We started preparations at 4:00 am on Friday morning in what we believed would be a downtown, non-residential area... but when we started shooting at around 5:20 am it became clear that there were quite a few inhabitants on our first street. Most people came out just to check out what was going on, but a few residents were pretty furious that they had to experience 10 minutes of loud noise passing by their apartment. Some residents insisted there were no earthquakes in Utah! I felt like we were the mad scientists or skeptics in a disaster movie... Trust us! This is for your own good! We are protecting the city from catastrophe!
Friday, we toured many short residential streets in North SLC. I discovered that banging the noise of a hammer on asphalt is nothing compared to the cacophany produced from a shot on concrete. We went up a narrow concrete alley in which the hammer echo was deafening - but it was worth it when we got to the end I got the following awesome snapshot of us driving up to the Capitol. To celebrate a hard day of work, we went out for Ethiopian food, which was a brand new experience for me! We ordered a nice platter for four of spongy bread covered with all sorts of delicious concoctions of lentils and beans which I enjoyed eating with my bare hands.
On Saturday, we went about 5 km straight across 200 South escorted by police officers to help us through traffic lights. We started at 8:00 am due to the previous day's complaints. With the police around we had many curious people but no gripes! We ended the day approaching University of Utah, which you can see below. Sunday, we did about 5 km again down 700 South, ending at the cemetery at the end of the street.
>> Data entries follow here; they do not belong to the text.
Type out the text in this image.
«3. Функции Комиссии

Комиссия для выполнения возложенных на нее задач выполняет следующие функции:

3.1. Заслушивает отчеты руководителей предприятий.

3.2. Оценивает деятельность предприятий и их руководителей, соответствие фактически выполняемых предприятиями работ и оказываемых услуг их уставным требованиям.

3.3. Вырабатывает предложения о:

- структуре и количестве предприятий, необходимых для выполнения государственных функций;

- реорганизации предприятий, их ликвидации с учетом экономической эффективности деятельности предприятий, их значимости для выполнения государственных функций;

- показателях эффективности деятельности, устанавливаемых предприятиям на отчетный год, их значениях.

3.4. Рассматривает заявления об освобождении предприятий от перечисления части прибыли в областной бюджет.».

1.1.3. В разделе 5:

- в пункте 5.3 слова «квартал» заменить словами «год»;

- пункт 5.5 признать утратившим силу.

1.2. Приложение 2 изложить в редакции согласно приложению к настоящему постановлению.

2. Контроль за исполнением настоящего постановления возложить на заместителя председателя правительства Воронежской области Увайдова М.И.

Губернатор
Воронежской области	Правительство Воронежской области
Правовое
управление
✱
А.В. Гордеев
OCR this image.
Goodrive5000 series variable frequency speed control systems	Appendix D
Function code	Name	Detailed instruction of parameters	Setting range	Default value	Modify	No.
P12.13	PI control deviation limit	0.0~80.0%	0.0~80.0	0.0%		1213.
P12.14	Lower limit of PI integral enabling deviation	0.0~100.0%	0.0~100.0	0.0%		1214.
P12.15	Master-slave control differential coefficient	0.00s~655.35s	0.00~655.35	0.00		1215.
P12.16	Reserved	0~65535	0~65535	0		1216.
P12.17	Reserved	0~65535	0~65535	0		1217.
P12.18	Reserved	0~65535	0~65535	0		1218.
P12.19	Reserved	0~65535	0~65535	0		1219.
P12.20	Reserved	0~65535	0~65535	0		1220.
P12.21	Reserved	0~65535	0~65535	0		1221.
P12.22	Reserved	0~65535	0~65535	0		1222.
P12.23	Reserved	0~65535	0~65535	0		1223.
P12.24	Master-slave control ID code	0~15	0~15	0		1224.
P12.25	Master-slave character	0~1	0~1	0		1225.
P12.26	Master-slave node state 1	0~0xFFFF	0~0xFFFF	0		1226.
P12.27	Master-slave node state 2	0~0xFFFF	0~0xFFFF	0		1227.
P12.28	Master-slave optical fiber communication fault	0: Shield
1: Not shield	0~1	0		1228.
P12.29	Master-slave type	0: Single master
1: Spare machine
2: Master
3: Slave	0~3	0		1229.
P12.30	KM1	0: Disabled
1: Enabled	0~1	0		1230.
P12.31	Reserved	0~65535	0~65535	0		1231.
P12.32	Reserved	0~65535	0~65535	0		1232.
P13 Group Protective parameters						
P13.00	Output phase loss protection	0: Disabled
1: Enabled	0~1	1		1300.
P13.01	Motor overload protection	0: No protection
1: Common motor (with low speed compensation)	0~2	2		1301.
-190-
To be respectful, we did not clamor through the cemetery with all of our equipment. ...Until Monday morning. Then we wrapped up about 9:30 am on Monday and headed back to Boise!
Hello! I am enjoying my week at New Mexico Institute of Mining and Technology in Socorro! I am enjoying a crash course in geophysics, and enjoying my first forray into the desert. I saw a tumbleweed and a roadrunner for the first time! Saturday I will head to Boise State University to start my internship. This message will self-destruct in 12 seconds.